Prologo

232 17 11
                                    

Fa freddo qui dentro e l'aria è viziata.
Sono completamente bendata, immobilizzata e avvolta in un assordante silenzio che mi manda nel panico più totale. Mi sento intontita e mi formicola ogni parte del corpo.

Una porta si apre alle mie spalle e sento i passi pesanti dell'uomo che ha appena fatto il suo ingresso in questo posto, dimenticato dal mondo e in cui non riesco a vedere nulla...

Avverto la sua presenza accanto a me.

Mi gira intorno, come un cacciatore che punta la sua preda.

«Ti prego, lasciami andare!» piagnucolo e imploro, come mai io abbia fatto in vita mia.

«Ssh! Non vuoi giocare con me, Safiria-gattina? Credevo che ti piacesse... ai gatti piace tanto giocare. Ci divertiremo, vedrai». Si prende una breve pausa, fermandosi alla mia destra e spaventandomi ulteriormente. «Ho in mente tante belle cose da fare insieme, mia bella bimba cattiva...» mi sussurra sadicamente all'orecchio. Dopodiché, alitandomi sul collo e inspirando avidamente il mio profumo, esclama: «Mmh... sai di buono. Ma manca un tocco di colore. La tua pelle è così candida e chiara qui!» aggiunge, sfiorandomi la scapola destra.

Rabbrividisco. Quello che ho sentito sulla pelle non è il tocco di una mano! Sembra, piuttosto, un qualche oggetto di ferro ruvido e appiccicoso che emana uno strano odore di colla — o qualcosa del genere.

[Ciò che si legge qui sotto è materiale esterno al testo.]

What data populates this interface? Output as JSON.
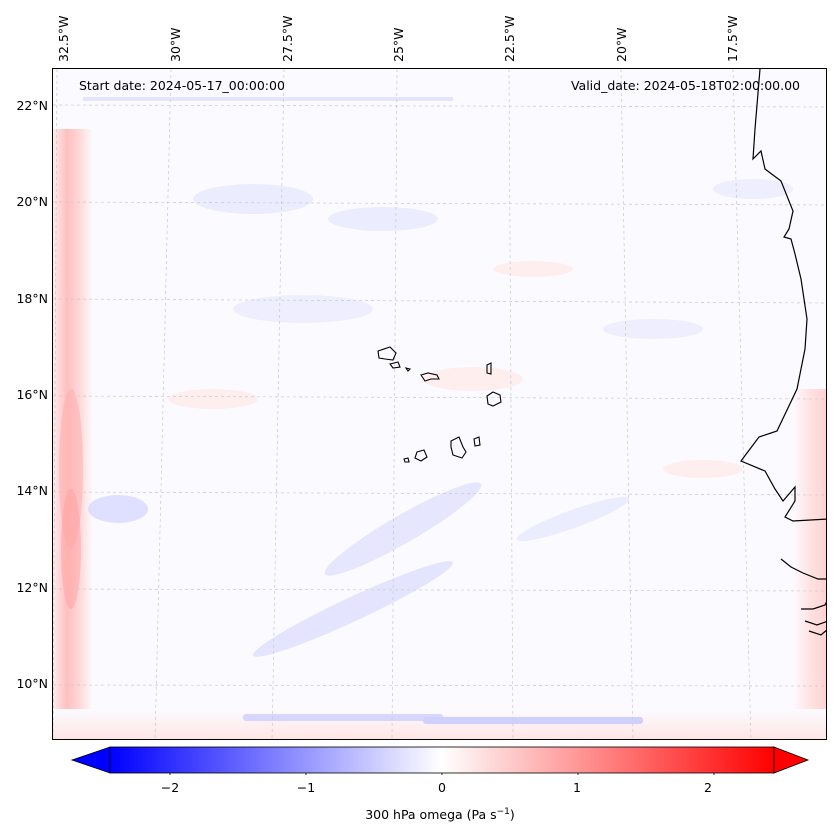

«C-che vuoi dire? Cosa... cosa vuoi da me?» balbetto, terrorizzata.

Sogghigna sommessamente vicino al mio orecchio, ma non mi risponde.

Non mi piace... brutto segno! Che cosa vorrà farmi? Non vedo niente... aiutatemi! penso, pietrificata dalla paura.

Lentamente, si scosta da me, ma la cosa mi manda ancor più nel panico.
Un odore pungente di colla bruciata mi solletica le narici e, istintivamente, cerco di liberarmi da queste catene che pendono dal soffitto e che mi tengono le braccia legate sopra la testa...

Un dolore acuto al braccio mi blocca il respiro.

«Ah! Che stai facendo? Lasciami! Lasciami! Aiuto! Qualcuno mi aiuti!» urlo, gemo e piango, disperata, per l'angoscia e per il dolore.
Del liquido caldo e corposo mi scivola lungo il braccio: è il mio sangue.
Quel verme ha usato qualcosa di terribilmente affilato, per tagliarmi degli strati di pelle dal braccio.

«Perché mi fai questo?» chiedo, con un filo di voce.

In tutta risposta, però, lui mi lecca dal collo alla guancia.

Che schifo! Non toccarmi! penso, mentre d'impulso mi scosto, dimenandomi e cercando di liberarmi, invano.

Sogghigna e mi ammonisce: «Sei proprio una bimba cattiva, Safiria-gattina. Ma sei la mia gattina, bella e profumata come il Lilium e tutti devono saperlo. Infatti ho un bel collarino per te, chiamiamolo così... ha la forma di un Lilium, il fiore candido e delicato che ti rappresenta tanto bene. Vedrai, ti starà di incanto».
La sua voce, roca e carica di una inquietante aspettativa e macabra promessa, mi mette in allerta, finché non accade l'irreparabile: il mio corpo viene marchiato a fuoco in un unico punto, tutto d'un colpo. Il bruciore che ne consegue, però, è così intenso da farmi avvertire questa rovente sensazione di calore per tutto il corpo, mista a un dolore lancinante alla scapola destra.

Un nauseante odore di carne bruciata si leva nell'aria e un grido disumano e acuto riecheggia nella fredda e rovente (almeno per me) stanza in cui ci troviamo: è il mio!
Per poi cessare di colpo e lasciare posto solo al silenzioso e doloroso oblio dei miei sensi, del mio corpo e della mia mente.